Collectively, the systems are known as the “Cryoportal”, and the segment integrates with CYRX’s wider offering. To illustrate, the Cryoportal provides a fully documented history of all CREs, including the Elite shippers, including, chain of custody, chain of condition and chain of identity services. For its customers who need shipment of the various biologic commodities,, this ensures that all stability and compliance measures are maintained throughout the supply chain.
Upcoming catalysts
CYRX’s upcoming full-year earnings could provide a meaningful upside catalyst should the company beat the Street’s estimates at the top and bottom lines. We’d also caution that the opposite could be true if it comes in with another weak quarter. Moreover, CYRX hopes to launch 2 additional products this year, the Cryoport Elite shipper and its Cryosphere segment. This is a gravitationally stabilised cryogenic shipper that will be used in transporting various cell therapies. The Elite shipper will be a negative 80°C shipper that will expand CYRX’s offering into upstream viral vector products. These will be complementary to the CRE segment. We look forward to hearing more of these products as the company releases its full year earnings in the coming weeks.
CYRX market generated data
Looking at various technical indicators, with the latest shift off its 52-week lows, CYRX has crossed the cloud and this lets us trade the upside targets listed below. The lagging line [in blue] has also crossed above and is testing the cloud top, telling us that price is bullish at this point.

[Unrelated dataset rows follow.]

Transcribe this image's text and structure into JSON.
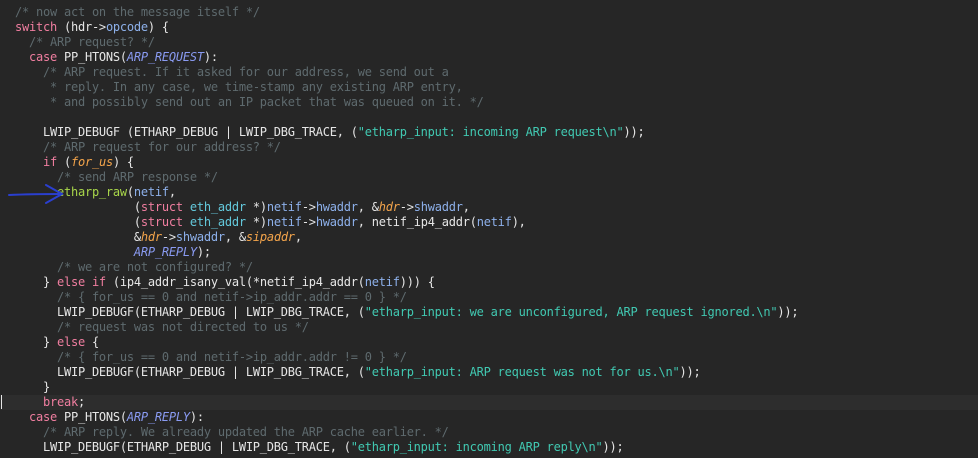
{
  "editor": {
    "theme_colors": {
      "background": "#262626",
      "comment": "#5e6a6e",
      "keyword": "#f07ea0",
      "function": "#a8d64a",
      "type": "#63c8db",
      "string": "#41c9b2",
      "parameter": "#f3a44b",
      "member": "#8db0ea",
      "enum_constant": "#8a9bf2",
      "annotation_arrow": "#2a3fd0"
    },
    "annotation_arrow_icon": "arrow-right-icon",
    "lines": [
      {
        "indent": "  ",
        "tokens": [
          {
            "t": "comment",
            "v": "/* now act on the message itself */"
          }
        ]
      },
      {
        "indent": "  ",
        "tokens": [
          {
            "t": "keyword",
            "v": "switch"
          },
          {
            "t": "plain",
            "v": " (hdr->"
          },
          {
            "t": "member",
            "v": "opcode"
          },
          {
            "t": "plain",
            "v": ") {"
          }
        ]
      },
      {
        "indent": "    ",
        "tokens": [
          {
            "t": "comment",
            "v": "/* ARP request? */"
          }
        ]
      },
      {
        "indent": "    ",
        "tokens": [
          {
            "t": "keyword",
            "v": "case"
          },
          {
            "t": "plain",
            "v": " PP_HTONS("
          },
          {
            "t": "enum",
            "v": "ARP_REQUEST"
          },
          {
            "t": "plain",
            "v": "):"
          }
        ]
      },
      {
        "indent": "      ",
        "tokens": [
          {
            "t": "comment",
            "v": "/* ARP request. If it asked for our address, we send out a"
          }
        ]
      },
      {
        "indent": "       ",
        "tokens": [
          {
            "t": "comment",
            "v": "* reply. In any case, we time-stamp any existing ARP entry,"
          }
        ]
      },
      {
        "indent": "       ",
        "tokens": [
          {
            "t": "comment",
            "v": "* and possibly send out an IP packet that was queued on it. */"
          }
        ]
      },
      {
        "indent": "",
        "tokens": []
      },
      {
        "indent": "      ",
        "tokens": [
          {
            "t": "plain",
            "v": "LWIP_DEBUGF (ETHARP_DEBUG | LWIP_DBG_TRACE, ("
          },
          {
            "t": "string",
            "v": "\"etharp_input: incoming ARP request\\n\""
          },
          {
            "t": "plain",
            "v": "));"
          }
        ]
      },
      {
        "indent": "      ",
        "tokens": [
          {
            "t": "comment",
            "v": "/* ARP request for our address? */"
          }
        ]
      },
      {
        "indent": "      ",
        "tokens": [
          {
            "t": "keyword",
            "v": "if"
          },
          {
            "t": "plain",
            "v": " ("
          },
          {
            "t": "param",
            "v": "for_us"
          },
          {
            "t": "plain",
            "v": ") {"
          }
        ]
      },
      {
        "indent": "        ",
        "tokens": [
          {
            "t": "comment",
            "v": "/* send ARP response */"
          }
        ]
      },
      {
        "indent": "        ",
        "tokens": [
          {
            "t": "func",
            "v": "etharp_raw"
          },
          {
            "t": "plain",
            "v": "("
          },
          {
            "t": "member",
            "v": "netif"
          },
          {
            "t": "plain",
            "v": ","
          }
        ]
      },
      {
        "indent": "                   ",
        "tokens": [
          {
            "t": "plain",
            "v": "("
          },
          {
            "t": "keyword",
            "v": "struct"
          },
          {
            "t": "plain",
            "v": " "
          },
          {
            "t": "type",
            "v": "eth_addr"
          },
          {
            "t": "plain",
            "v": " *)"
          },
          {
            "t": "member",
            "v": "netif"
          },
          {
            "t": "plain",
            "v": "->"
          },
          {
            "t": "member",
            "v": "hwaddr"
          },
          {
            "t": "plain",
            "v": ", &"
          },
          {
            "t": "param",
            "v": "hdr"
          },
          {
            "t": "plain",
            "v": "->"
          },
          {
            "t": "member",
            "v": "shwaddr"
          },
          {
            "t": "plain",
            "v": ","
          }
        ]
      },
      {
        "indent": "                   ",
        "tokens": [
          {
            "t": "plain",
            "v": "("
          },
          {
            "t": "keyword",
            "v": "struct"
          },
          {
            "t": "plain",
            "v": " "
          },
          {
            "t": "type",
            "v": "eth_addr"
          },
          {
            "t": "plain",
            "v": " *)"
          },
          {
            "t": "member",
            "v": "netif"
          },
          {
            "t": "plain",
            "v": "->"
          },
          {
            "t": "member",
            "v": "hwaddr"
          },
          {
            "t": "plain",
            "v": ", netif_ip4_addr("
          },
          {
            "t": "member",
            "v": "netif"
          },
          {
            "t": "plain",
            "v": "),"
          }
        ]
      },
      {
        "indent": "                   ",
        "tokens": [
          {
            "t": "plain",
            "v": "&"
          },
          {
            "t": "param",
            "v": "hdr"
          },
          {
            "t": "plain",
            "v": "->"
          },
          {
            "t": "member",
            "v": "shwaddr"
          },
          {
            "t": "plain",
            "v": ", &"
          },
          {
            "t": "param",
            "v": "sipaddr"
          },
          {
            "t": "plain",
            "v": ","
          }
        ]
      },
      {
        "indent": "                   ",
        "tokens": [
          {
            "t": "enum",
            "v": "ARP_REPLY"
          },
          {
            "t": "plain",
            "v": ");"
          }
        ]
      },
      {
        "indent": "        ",
        "tokens": [
          {
            "t": "comment",
            "v": "/* we are not configured? */"
          }
        ]
      },
      {
        "indent": "      ",
        "tokens": [
          {
            "t": "plain",
            "v": "} "
          },
          {
            "t": "keyword",
            "v": "else if"
          },
          {
            "t": "plain",
            "v": " (ip4_addr_isany_val(*netif_ip4_addr("
          },
          {
            "t": "member",
            "v": "netif"
          },
          {
            "t": "plain",
            "v": "))) {"
          }
        ]
      },
      {
        "indent": "        ",
        "tokens": [
          {
            "t": "comment",
            "v": "/* { for_us == 0 and netif->ip_addr.addr == 0 } */"
          }
        ]
      },
      {
        "indent": "        ",
        "tokens": [
          {
            "t": "plain",
            "v": "LWIP_DEBUGF(ETHARP_DEBUG | LWIP_DBG_TRACE, ("
          },
          {
            "t": "string",
            "v": "\"etharp_input: we are unconfigured, ARP request ignored.\\n\""
          },
          {
            "t": "plain",
            "v": "));"
          }
        ]
      },
      {
        "indent": "        ",
        "tokens": [
          {
            "t": "comment",
            "v": "/* request was not directed to us */"
          }
        ]
      },
      {
        "indent": "      ",
        "tokens": [
          {
            "t": "plain",
            "v": "} "
          },
          {
            "t": "keyword",
            "v": "else"
          },
          {
            "t": "plain",
            "v": " {"
          }
        ]
      },
      {
        "indent": "        ",
        "tokens": [
          {
            "t": "comment",
            "v": "/* { for_us == 0 and netif->ip_addr.addr != 0 } */"
          }
        ]
      },
      {
        "indent": "        ",
        "tokens": [
          {
            "t": "plain",
            "v": "LWIP_DEBUGF(ETHARP_DEBUG | LWIP_DBG_TRACE, ("
          },
          {
            "t": "string",
            "v": "\"etharp_input: ARP request was not for us.\\n\""
          },
          {
            "t": "plain",
            "v": "));"
          }
        ]
      },
      {
        "indent": "      ",
        "tokens": [
          {
            "t": "plain",
            "v": "}"
          }
        ]
      },
      {
        "indent": "      ",
        "current": true,
        "tokens": [
          {
            "t": "keyword",
            "v": "break"
          },
          {
            "t": "plain",
            "v": ";"
          }
        ]
      },
      {
        "indent": "    ",
        "tokens": [
          {
            "t": "keyword",
            "v": "case"
          },
          {
            "t": "plain",
            "v": " PP_HTONS("
          },
          {
            "t": "enum",
            "v": "ARP_REPLY"
          },
          {
            "t": "plain",
            "v": "):"
          }
        ]
      },
      {
        "indent": "      ",
        "tokens": [
          {
            "t": "comment",
            "v": "/* ARP reply. We already updated the ARP cache earlier. */"
          }
        ]
      },
      {
        "indent": "      ",
        "tokens": [
          {
            "t": "plain",
            "v": "LWIP_DEBUGF(ETHARP_DEBUG | LWIP_DBG_TRACE, ("
          },
          {
            "t": "string",
            "v": "\"etharp_input: incoming ARP reply\\n\""
          },
          {
            "t": "plain",
            "v": "));"
          }
        ]
      }
    ]
  }
}
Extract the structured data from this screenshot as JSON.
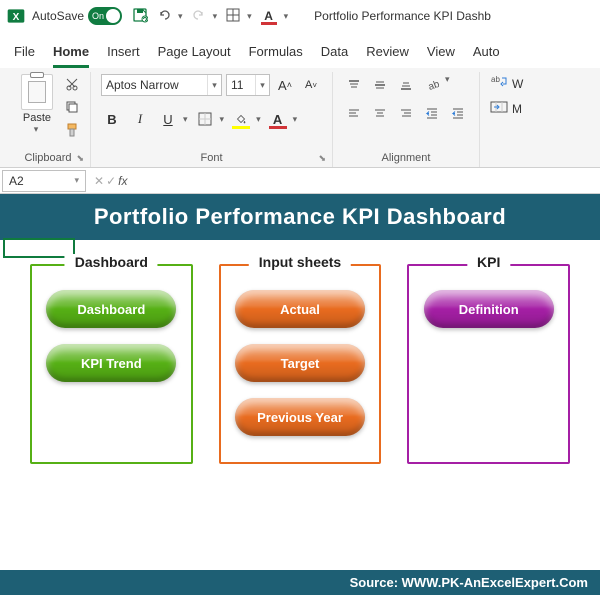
{
  "titlebar": {
    "autosave_label": "AutoSave",
    "autosave_state": "On",
    "window_title": "Portfolio Performance KPI Dashb"
  },
  "tabs": {
    "file": "File",
    "home": "Home",
    "insert": "Insert",
    "page_layout": "Page Layout",
    "formulas": "Formulas",
    "data": "Data",
    "review": "Review",
    "view": "View",
    "automate": "Auto"
  },
  "ribbon": {
    "clipboard": {
      "label": "Clipboard",
      "paste": "Paste"
    },
    "font": {
      "label": "Font",
      "name": "Aptos Narrow",
      "size": "11",
      "bold": "B",
      "italic": "I",
      "underline": "U"
    },
    "alignment": {
      "label": "Alignment",
      "wrap": "W",
      "merge": "M"
    }
  },
  "fxbar": {
    "cell": "A2",
    "fx_label": "fx",
    "value": ""
  },
  "dashboard": {
    "title": "Portfolio Performance KPI Dashboard",
    "panels": [
      {
        "title": "Dashboard",
        "color": "green",
        "buttons": [
          "Dashboard",
          "KPI Trend"
        ]
      },
      {
        "title": "Input sheets",
        "color": "orange",
        "buttons": [
          "Actual",
          "Target",
          "Previous Year"
        ]
      },
      {
        "title": "KPI",
        "color": "purple",
        "buttons": [
          "Definition"
        ]
      }
    ],
    "source": "Source: WWW.PK-AnExcelExpert.Com"
  }
}
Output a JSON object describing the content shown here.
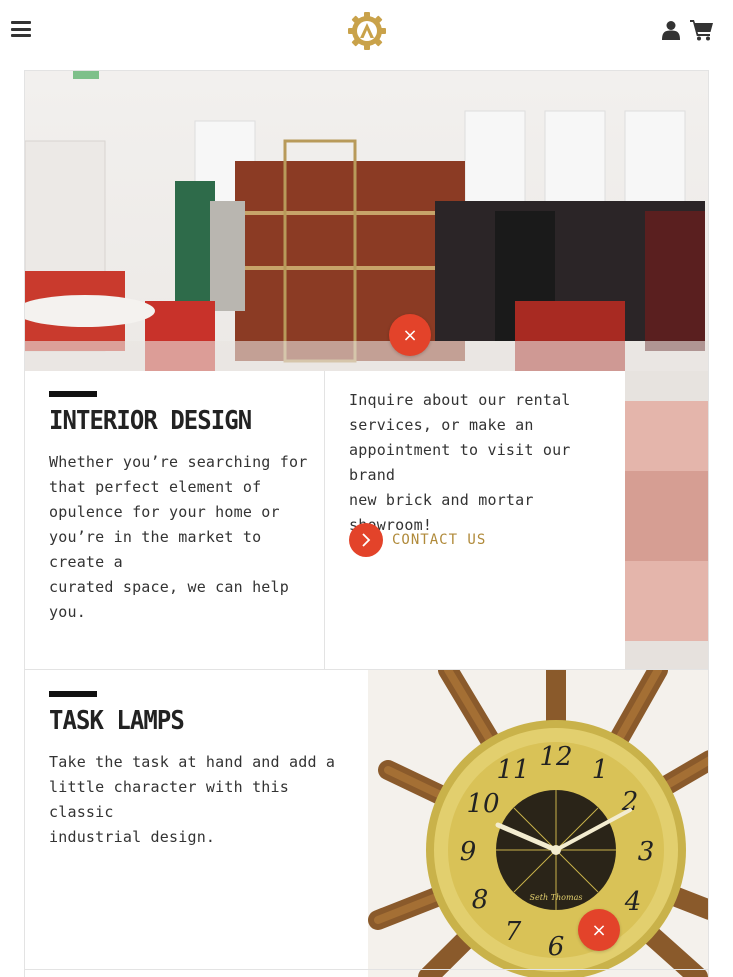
{
  "header": {
    "menu_icon": "hamburger-icon",
    "logo_icon": "gear-logo-icon",
    "account_icon": "user-icon",
    "cart_icon": "shopping-cart-icon"
  },
  "interior": {
    "title": "INTERIOR DESIGN",
    "description_lines": [
      "Whether you’re searching for",
      "that perfect element of",
      "opulence for your home or",
      "you’re in the market to create a",
      "curated space, we can help",
      "you."
    ],
    "cta_lines": [
      "Inquire about our rental",
      "services, or make an",
      "appointment to visit our brand",
      "new brick and mortar",
      "showroom!"
    ],
    "contact_label": "CONTACT US",
    "close_label": "×"
  },
  "lamps": {
    "title": "TASK LAMPS",
    "description_lines": [
      "Take the task at hand and add a",
      "little character with this classic",
      "industrial design."
    ],
    "close_label": "×",
    "clock_brand": "Seth Thomas"
  },
  "colors": {
    "accent_red": "#e3432a",
    "gold": "#b08a3a",
    "heading": "#222222"
  }
}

Exhibit 2. CYRX crossed the cloud in January and this is a bullish setup
As a result, we have upside targets to $38.5, and we are seeking a move to this level over the coming weeks. A lot rests on the company’s FY22 financials, and, if they are reasonably strong, we believe there’s scope for the stock to re-rate to these levels.
Exhibit 3. Upside targets to $38.5
In short
CYRX has been heavily punished over the last 12 months of trade. The question now turns to whether this is an appropriate entry point. We are constructive on CYRX’s position in the life sciences value chain and believe the company has scope to rate higher, seeking upside targets to $38.5. Net-net, we rate CYRX a buy.